L’équipe de la Cour des comptes a découvert, lors des entretiens que « le politique peut aussi influencer le choix des routes à bitumer et des tronçons devant faire l’objet d’entretien », au détriment des critères de priorité de bitumage. Les routes menant à un corridor, reliant des chefs-lieux de régions, allant dans les départements ; allant dans les zones à forte productivité économique sont prioritaires. Mais ces critères ne sont pas totalement suivis. Et il y a des exemples. Le FSR-B avait conclu un emprunt bancaire de 100 milliards FCFA avec des banques privées. La convention précisait clairement les routes à bitumer. Mais quand les fonds ont été obtenus, le politique est entré dans la danse pour avantager certaines localités non prévues. Morceau choisi par le rapport : « Il était notamment prévu, le bitumage de la RN 15 Sapaaga- Boulsa (56 km), mais dans les faits c’est le tronçon Sapaaga- Kalwartenga (22 km) qui a été bituminé et le reste des ressources a été utilisé pour le bitumage de la route départementale Zorgho-Méguet qui ne figurait pas dans la liste des travaux à réaliser dans le cadre de l’emprunt. » Autre exemple : « Il était également prévu dans le cadre de cet emprunt bancaire, l’étude du troisième pont sur le barrage n° 2 de Ouagadougou, mais l’étude n’a pas été réalisée dans la période sous revue. Les ressources ont été utilisées en partie pour les travaux d’aménagement, de bitumage et de réhabilitation de voies d’accès à la Présidence du Faso à Kossyam, de la rue Bassi à Gounghin (Ouagadougou) et des rues 13.18 et 13.56 à Zogona (4,625 km). Ces travaux ne figuraient pas non plus dans la liste des travaux à réaliser dans le cadre de l’emprunt. » Pour la Cour des comptes, il n’y a pas de doute. Cette pratique illustre l’influence du politique dans les travaux routiers et traduit un manque d’objectivité et d’équité.
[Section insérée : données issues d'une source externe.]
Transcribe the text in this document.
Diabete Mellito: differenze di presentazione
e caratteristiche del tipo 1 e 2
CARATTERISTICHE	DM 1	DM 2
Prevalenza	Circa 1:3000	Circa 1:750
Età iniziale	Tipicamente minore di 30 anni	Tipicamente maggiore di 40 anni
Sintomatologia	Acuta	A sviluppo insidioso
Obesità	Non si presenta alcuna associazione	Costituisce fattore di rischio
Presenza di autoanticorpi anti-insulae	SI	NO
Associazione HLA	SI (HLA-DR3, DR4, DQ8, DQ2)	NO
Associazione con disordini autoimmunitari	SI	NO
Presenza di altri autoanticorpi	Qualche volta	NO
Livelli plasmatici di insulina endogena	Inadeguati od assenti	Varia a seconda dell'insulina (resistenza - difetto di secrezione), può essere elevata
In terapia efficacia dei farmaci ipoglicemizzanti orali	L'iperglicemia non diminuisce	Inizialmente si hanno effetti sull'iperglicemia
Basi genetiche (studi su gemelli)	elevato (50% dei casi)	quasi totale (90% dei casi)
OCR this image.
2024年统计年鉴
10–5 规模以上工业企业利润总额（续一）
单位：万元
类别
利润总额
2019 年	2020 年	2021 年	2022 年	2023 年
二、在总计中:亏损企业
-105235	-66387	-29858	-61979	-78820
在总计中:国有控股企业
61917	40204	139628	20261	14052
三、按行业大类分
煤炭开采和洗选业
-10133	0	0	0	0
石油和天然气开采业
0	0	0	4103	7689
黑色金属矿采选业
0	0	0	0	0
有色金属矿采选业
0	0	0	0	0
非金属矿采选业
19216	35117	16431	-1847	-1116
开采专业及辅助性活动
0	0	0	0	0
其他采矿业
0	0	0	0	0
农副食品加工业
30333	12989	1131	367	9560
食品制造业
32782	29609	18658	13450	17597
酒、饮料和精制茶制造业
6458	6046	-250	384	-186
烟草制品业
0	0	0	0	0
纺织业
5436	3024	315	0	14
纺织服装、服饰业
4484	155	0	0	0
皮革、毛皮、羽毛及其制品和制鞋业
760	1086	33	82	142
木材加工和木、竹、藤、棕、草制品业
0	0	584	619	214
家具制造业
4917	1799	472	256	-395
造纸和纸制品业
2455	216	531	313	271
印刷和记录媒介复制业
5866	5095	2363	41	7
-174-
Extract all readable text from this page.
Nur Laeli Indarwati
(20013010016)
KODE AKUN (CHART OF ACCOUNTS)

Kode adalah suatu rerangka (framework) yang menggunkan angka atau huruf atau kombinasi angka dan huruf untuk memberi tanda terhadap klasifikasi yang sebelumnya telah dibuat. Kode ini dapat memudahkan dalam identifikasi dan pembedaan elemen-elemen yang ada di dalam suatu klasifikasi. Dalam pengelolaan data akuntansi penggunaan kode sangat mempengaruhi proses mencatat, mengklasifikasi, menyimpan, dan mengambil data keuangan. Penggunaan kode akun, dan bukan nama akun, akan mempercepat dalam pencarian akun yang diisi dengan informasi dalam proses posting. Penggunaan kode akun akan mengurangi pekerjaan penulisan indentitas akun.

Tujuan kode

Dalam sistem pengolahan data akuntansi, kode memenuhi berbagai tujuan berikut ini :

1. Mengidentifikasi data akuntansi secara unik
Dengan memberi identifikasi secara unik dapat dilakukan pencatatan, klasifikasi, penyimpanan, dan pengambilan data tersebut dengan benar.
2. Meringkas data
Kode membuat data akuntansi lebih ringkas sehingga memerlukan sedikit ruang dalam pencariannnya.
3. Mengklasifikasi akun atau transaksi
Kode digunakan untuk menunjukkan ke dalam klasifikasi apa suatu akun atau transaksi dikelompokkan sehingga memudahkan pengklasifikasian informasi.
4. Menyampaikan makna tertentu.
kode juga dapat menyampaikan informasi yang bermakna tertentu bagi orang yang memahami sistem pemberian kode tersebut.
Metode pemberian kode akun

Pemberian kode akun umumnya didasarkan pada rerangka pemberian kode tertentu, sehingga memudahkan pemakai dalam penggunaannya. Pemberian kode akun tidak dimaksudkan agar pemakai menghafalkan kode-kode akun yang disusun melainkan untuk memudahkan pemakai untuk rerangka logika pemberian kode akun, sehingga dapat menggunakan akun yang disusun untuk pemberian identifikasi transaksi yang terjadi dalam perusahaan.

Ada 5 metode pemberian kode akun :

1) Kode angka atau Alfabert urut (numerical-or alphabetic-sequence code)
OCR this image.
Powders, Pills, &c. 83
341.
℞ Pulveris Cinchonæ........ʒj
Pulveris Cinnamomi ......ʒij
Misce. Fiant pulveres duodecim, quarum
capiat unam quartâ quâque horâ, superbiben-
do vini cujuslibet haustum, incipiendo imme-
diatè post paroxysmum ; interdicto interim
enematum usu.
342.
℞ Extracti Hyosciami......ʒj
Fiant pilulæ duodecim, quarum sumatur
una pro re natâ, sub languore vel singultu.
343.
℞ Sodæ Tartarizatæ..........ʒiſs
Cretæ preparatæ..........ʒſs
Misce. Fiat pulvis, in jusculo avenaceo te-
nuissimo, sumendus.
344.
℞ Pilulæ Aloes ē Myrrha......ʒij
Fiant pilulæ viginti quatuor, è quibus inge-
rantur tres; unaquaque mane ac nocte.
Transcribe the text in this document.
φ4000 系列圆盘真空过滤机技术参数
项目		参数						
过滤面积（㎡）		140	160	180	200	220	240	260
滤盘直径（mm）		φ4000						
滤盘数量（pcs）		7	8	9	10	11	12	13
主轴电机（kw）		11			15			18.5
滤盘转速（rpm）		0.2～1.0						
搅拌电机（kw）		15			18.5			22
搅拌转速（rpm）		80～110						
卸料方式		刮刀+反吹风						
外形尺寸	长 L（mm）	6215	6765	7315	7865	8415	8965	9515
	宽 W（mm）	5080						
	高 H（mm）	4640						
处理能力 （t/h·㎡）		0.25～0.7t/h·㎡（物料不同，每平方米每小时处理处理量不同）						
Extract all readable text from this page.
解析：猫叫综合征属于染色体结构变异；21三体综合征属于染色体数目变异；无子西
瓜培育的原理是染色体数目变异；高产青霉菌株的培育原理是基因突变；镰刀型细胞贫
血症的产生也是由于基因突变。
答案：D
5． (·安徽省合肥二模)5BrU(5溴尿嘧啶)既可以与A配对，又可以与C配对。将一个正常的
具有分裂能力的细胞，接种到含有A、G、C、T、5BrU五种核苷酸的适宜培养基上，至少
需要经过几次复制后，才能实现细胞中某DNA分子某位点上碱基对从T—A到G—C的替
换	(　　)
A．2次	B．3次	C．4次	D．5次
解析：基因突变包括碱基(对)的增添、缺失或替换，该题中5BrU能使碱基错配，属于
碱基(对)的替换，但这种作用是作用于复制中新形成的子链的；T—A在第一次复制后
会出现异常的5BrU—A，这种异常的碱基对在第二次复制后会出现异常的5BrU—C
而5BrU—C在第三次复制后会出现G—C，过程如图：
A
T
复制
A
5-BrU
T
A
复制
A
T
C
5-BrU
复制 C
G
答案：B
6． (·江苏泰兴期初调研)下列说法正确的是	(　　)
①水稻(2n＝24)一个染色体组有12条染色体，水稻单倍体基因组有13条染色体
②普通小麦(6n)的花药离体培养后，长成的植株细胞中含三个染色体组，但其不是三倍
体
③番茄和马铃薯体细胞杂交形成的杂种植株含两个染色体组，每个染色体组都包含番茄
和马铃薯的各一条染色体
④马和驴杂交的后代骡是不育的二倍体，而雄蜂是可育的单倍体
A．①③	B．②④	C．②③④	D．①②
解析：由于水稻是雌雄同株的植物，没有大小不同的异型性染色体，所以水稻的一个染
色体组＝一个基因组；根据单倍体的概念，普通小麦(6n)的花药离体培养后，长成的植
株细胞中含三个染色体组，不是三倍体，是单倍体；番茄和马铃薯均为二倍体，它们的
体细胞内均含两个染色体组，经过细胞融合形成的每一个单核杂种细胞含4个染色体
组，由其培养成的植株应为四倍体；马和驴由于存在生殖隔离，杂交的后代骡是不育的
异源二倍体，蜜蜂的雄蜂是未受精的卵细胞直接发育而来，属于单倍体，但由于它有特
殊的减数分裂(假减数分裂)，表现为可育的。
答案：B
Les charges de fonctionnement du FSR-B passent de 756 619 927 F CFA en 2017 à 9 208 662 289 FCFA en 2019

L’examen des documents financiers a mis à nu un fait. En 2019, « 52% des ressources du FSR-B ont été affectées au fonctionnement et aux paiements des conventions signées avec les structures du MID, contre 48% pour les travaux (décomptes payés). » Ainsi, les charges de fonctionnement du FSR-B passent de 756 619 927 F CFA en 2017 à 9 208 662 289 F CFA en 2019. En 2018, elles étaient 3 485 642 263 FCFA. Si on prend uniquement les charges du personnel, elles ont aussi connu un bond significatif. De 135 614 693 FCFA en 2017, elles ont grimpé à 1 910 407 687 FCFA. En 2018, elles étaient à 1 155 126 771 FCFA. Soit une augmentation de 1 896 846 194 FCFA entre 2017 et 2019. Selon le rapport, il s’agit d’une mauvaise utilisation des ressources qui s’explique par la prise en charge de la quasi-totalité des dépenses des structures du ministère, notamment les fonds communs, les motivations en carburant. Il y a également les charges d’intérêt très élevées de l’emprunt de 100 milliards FCFA. Ces charges s’élèvent à 6 299 839 995 FCFA pour la seule année 2019.Selon les services comptables du FSR-B, l’intérêt que le FSR-B a reversé aux banques privées dans le cadre de ce crédit de 100 milliards FCFA est estimé à 30 milliards FCFA. Ces faits font baisser les ressources consacrées à l’entretien routier et au bitumage des routes « qui vont continuer de se dégrader ».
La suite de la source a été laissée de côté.